NASA resets launch date
Shuttle Endeavour set to lift off for space station Wednesday
CAPE CANAVERAL, Fla. – NASA will try to launch space shuttle Endeavour again Wednesday, after repairing a hydrogen gas leak that thwarted the first attempt.
Top officials decided Monday to bump an unmanned moon mission so Endeavour could have another shot at flying to the International Space Station. The delayed moon mission is NASA’s first in a decade and is critical to the space agency’s long-term effort to return humans to the lunar surface.
The Atlas V rocket had been scheduled to blast off Wednesday with a pair of lunar probes – a moon-mapping orbiter and a craft meant to crash into a shadowed crater at the moon’s south pole. That launch is now scheduled for no earlier than Thursday; it would slip to Friday if the shuttle countdown proceeds trouble-free into early Wednesday.

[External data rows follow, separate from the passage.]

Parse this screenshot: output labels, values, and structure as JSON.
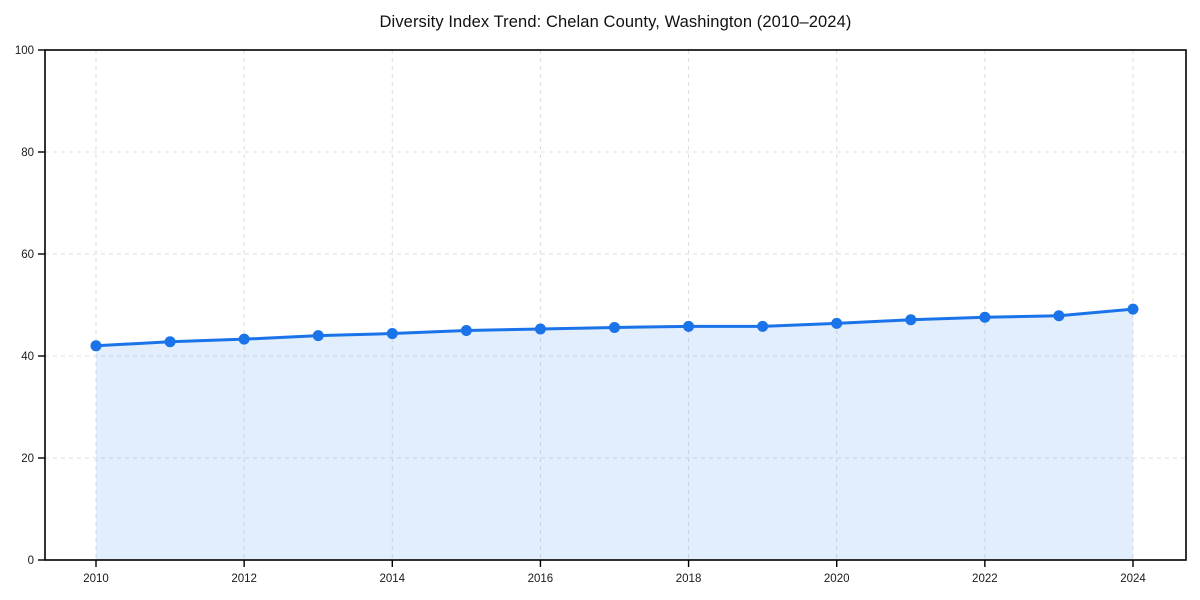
{
  "chart_data": {
    "type": "area",
    "title": "Diversity Index Trend: Chelan County, Washington (2010–2024)",
    "x": [
      2010,
      2011,
      2012,
      2013,
      2014,
      2015,
      2016,
      2017,
      2018,
      2019,
      2020,
      2021,
      2022,
      2023,
      2024
    ],
    "series": [
      {
        "name": "Diversity Index",
        "values": [
          42.0,
          42.8,
          43.3,
          44.0,
          44.4,
          45.0,
          45.3,
          45.6,
          45.8,
          45.8,
          46.4,
          47.1,
          47.6,
          47.9,
          49.2
        ]
      }
    ],
    "xlabel": "",
    "ylabel": "",
    "ylim": [
      0,
      100
    ],
    "xticks": [
      2010,
      2012,
      2014,
      2016,
      2018,
      2020,
      2022,
      2024
    ],
    "yticks": [
      0,
      20,
      40,
      60,
      80,
      100
    ],
    "grid": true,
    "grid_style": "dashed",
    "legend": false,
    "colors": {
      "line": "#1a73e8",
      "marker": "#1a73e8",
      "fill": "#1a73e8",
      "fill_opacity": 0.12,
      "grid": "#dedede",
      "axis": "#000000",
      "text": "#1a1a1a",
      "background": "#ffffff"
    }
  }
}
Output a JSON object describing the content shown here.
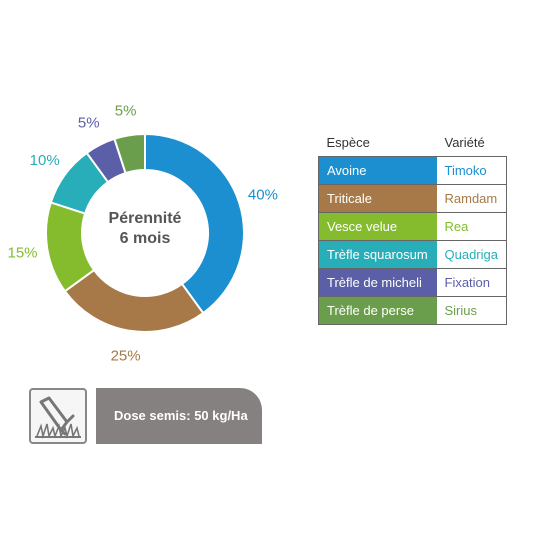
{
  "chart_data": {
    "type": "pie",
    "center_label": [
      "Pérennité",
      "6 mois"
    ],
    "slices": [
      {
        "label": "Avoine",
        "value": 40,
        "display": "40%",
        "color": "#1b8fd0"
      },
      {
        "label": "Triticale",
        "value": 25,
        "display": "25%",
        "color": "#a87948"
      },
      {
        "label": "Vesce velue",
        "value": 15,
        "display": "15%",
        "color": "#84bc2d"
      },
      {
        "label": "Trèfle squarosum",
        "value": 10,
        "display": "10%",
        "color": "#27aeb8"
      },
      {
        "label": "Trèfle de micheli",
        "value": 5,
        "display": "5%",
        "color": "#5a5fa8"
      },
      {
        "label": "Trèfle de perse",
        "value": 5,
        "display": "5%",
        "color": "#6b9e4c"
      }
    ]
  },
  "legend": {
    "header_species": "Espèce",
    "header_variety": "Variété",
    "rows": [
      {
        "species": "Avoine",
        "variety": "Timoko",
        "color": "#1b8fd0"
      },
      {
        "species": "Triticale",
        "variety": "Ramdam",
        "color": "#a87948"
      },
      {
        "species": "Vesce velue",
        "variety": "Rea",
        "color": "#84bc2d"
      },
      {
        "species": "Trèfle squarosum",
        "variety": "Quadriga",
        "color": "#27aeb8"
      },
      {
        "species": "Trèfle de micheli",
        "variety": "Fixation",
        "color": "#5a5fa8"
      },
      {
        "species": "Trèfle de perse",
        "variety": "Sirius",
        "color": "#6b9e4c"
      }
    ]
  },
  "dose": {
    "icon": "seed-drill-icon",
    "text": "Dose semis: 50 kg/Ha"
  }
}
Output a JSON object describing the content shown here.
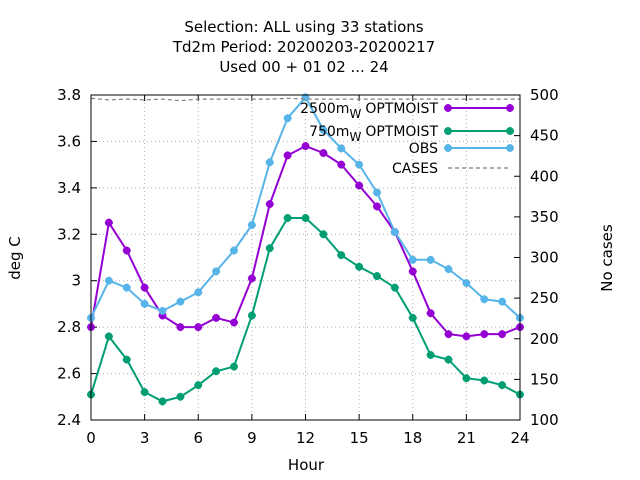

“If you’ve spent any time on the Space Coast and monitoring launches, you notice that they tend to attract each other, and we’ve got that very situation here,” said Chuck Dovale, launch director for the moon mission.
NASA ended up having to choose between the two missions because Endeavour could not launch this past Saturday. The potentially dangerous hydrogen gas leak in the vent line leading to the shuttle’s external fuel tank halted the countdown.
Technicians finished the repairs Monday, replacing the vent line hookup and a pair of seals.
The launch is scheduled for 5:40 a.m. EDT Wednesday. Forecasters put the odds of good weather at 80 percent.
Endeavour and its crew of seven must be flying by this weekend, otherwise it will have to wait until mid-July. That’s because of unfavorable sun angles that would heat the shuttle too much while it is docked to the space station.